Life sciences investments strong but not record breaking this year
5 things heard on the state of the market webcast
INSIGHT ARTICLE |
What’s in store for life sciences investing in 2021? Coming off a record high in 2020 and with many funds recently raised, fundraising will likely decline in 2021 to be in line with 2019’s $10.7 billion pace, according to Jonathan Norris, managing director, Silicon Valley Bank, during an RSM state of the market webcast. He indicated with fresh capital and a continued open initial public offering window, however, investments into biopharma and other life sciences companies should continue at a healthy pace this year. Here are some additional webcast highlights.
1. Robust IPOs for biopharma
For biopharma companies strong investment is expected for both Series A and later-stage mezzanine financings this year, slightly below 2020’s record numbers. IPOs should be robust in this sector, especially through mid-2021. According to Norris and SVB reporting, 50 to 60 IPOs are predicted for the year and $1 billion-plus in private mergers and acquisitions activity is expected as large cap pharma M&A deals will compete against going public. Will valuations hold through this active period and will special purpose acquisition companies compete with IPOs? Time will tell.
2. Healthtech is tops
Investments within the healthtech sector, at every stage, will remain strong with alternative care leading. As virtual and hybrid care became mainstream during the pandemic, it’s expected that we will see more companies in other healthtech subsectors expand into the alternative care space.
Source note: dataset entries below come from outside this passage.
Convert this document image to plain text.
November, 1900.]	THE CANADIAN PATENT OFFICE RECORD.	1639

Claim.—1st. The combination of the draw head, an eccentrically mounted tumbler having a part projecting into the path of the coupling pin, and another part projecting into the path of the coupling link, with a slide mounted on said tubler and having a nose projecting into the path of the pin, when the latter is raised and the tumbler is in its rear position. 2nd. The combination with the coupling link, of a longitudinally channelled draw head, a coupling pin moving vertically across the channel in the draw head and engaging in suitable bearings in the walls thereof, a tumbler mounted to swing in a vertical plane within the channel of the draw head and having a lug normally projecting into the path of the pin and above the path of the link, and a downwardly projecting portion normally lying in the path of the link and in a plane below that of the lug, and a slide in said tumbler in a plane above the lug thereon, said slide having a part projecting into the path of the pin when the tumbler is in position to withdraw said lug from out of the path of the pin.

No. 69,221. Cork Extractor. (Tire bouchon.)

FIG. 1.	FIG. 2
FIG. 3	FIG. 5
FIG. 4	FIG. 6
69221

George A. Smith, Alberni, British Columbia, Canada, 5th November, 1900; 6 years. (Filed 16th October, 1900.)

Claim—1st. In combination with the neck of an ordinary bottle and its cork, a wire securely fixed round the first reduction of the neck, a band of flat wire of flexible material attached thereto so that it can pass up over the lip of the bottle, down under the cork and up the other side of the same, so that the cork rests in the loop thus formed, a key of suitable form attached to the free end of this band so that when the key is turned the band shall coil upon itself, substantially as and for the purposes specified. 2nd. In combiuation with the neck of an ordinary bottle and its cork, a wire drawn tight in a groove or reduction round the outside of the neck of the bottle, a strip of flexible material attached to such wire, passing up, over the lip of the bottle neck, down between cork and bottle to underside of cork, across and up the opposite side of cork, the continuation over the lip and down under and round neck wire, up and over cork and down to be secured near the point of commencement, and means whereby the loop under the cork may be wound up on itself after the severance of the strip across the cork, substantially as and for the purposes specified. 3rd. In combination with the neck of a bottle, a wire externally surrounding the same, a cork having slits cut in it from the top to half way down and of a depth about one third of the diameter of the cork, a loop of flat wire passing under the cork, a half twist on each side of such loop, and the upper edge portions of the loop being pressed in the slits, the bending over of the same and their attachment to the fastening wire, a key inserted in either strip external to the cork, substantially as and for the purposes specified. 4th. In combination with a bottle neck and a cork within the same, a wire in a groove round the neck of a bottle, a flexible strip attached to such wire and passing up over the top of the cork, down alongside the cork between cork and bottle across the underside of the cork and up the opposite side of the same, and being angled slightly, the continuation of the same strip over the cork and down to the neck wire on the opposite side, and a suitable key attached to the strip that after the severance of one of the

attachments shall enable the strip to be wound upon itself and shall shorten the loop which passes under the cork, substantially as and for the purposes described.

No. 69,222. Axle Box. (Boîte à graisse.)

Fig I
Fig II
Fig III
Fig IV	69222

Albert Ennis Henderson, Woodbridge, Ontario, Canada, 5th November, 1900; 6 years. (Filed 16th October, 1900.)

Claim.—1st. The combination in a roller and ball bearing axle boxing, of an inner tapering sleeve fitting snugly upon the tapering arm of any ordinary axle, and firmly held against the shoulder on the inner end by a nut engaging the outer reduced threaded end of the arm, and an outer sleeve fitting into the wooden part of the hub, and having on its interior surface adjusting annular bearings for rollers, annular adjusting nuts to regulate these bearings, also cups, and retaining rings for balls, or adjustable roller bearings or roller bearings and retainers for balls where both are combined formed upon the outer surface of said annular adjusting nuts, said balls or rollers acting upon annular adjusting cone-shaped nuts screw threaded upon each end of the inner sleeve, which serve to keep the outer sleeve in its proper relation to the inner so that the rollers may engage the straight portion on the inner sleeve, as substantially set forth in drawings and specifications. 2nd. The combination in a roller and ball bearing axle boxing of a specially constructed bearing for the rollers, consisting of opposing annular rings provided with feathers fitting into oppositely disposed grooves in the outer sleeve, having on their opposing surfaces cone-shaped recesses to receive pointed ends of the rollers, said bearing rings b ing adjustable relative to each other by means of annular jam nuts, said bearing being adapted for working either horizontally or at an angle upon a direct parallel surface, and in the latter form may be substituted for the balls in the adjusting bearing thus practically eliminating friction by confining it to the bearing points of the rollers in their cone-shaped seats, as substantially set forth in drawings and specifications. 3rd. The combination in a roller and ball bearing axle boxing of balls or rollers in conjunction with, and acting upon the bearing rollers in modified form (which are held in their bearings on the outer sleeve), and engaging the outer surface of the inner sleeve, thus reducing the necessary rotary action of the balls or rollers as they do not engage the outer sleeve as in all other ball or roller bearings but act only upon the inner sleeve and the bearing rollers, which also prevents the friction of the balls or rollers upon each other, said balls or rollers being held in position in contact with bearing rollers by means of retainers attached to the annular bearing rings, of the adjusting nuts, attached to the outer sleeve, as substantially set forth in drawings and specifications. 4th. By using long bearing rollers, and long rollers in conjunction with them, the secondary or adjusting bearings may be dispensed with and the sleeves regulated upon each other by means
Ten to 15 IPOs are expected in the next 18 months, with provider operations leading in the number of IPOs, but alternative care likely showing the best post-IPO performance.
3. Big deals for medical diagnostics
The medical diagnostic and tools sector will likely see continued record investment. Deal numbers could fall but dollars invested should be similar to 2020, according to Norris. He indicates an even split between IPOs and large private M&A transactions, as big-deal IPO and M&A optionality has arrived for companies in this sector.
4. Eyes on later-stage medtech
During the COVID-19 pandemic, medical device companies were hit particularly hard by delays in clinical trials and commercialization, as both elective and emergency procedures were reduced. While 2020 M&A was down for this sector, IPO activity increased. Total exit values were dominated by IPO market caps. This year Series A should bounce back as more medtech-focused firms raise new funds, but most investment will continue to focus on later-stage, mezzanine deals contemplating near-term IPOs. Public launches and private M&A will remain stable in this sector.
5. CFOs on going public
Joining Norris on the webcast, along with other RSM professionals, were CFOs, Terry-Ann Burrell of Beam Therapeutics, and Adam Laponis of Eargo. They shared a variety of experiences and insights related to fundraising, crossover rounds, setting valuations and their own outlooks on 2021’s investment climate. In addition, they provided their going-public thoughts.
Burrell indicated that given the pace with which company valuations have moved, companies should be thinking about preparing for Section 404(a) and 404(b) certifications in tandem with planning for an IPO. She commented that it is a massive amount of work along with the stress of getting filings together in fast-moving companies.
Laponis agreed, adding that in the run up to an IPO, companies can’t build relationships with the buy side early enough and noted the importance of having strong relationships with the audit team, both leading up to and post IPO. He also stressed knowing where you want to test and learn as a business, and getting buy-in from the board of directors before the IPO process.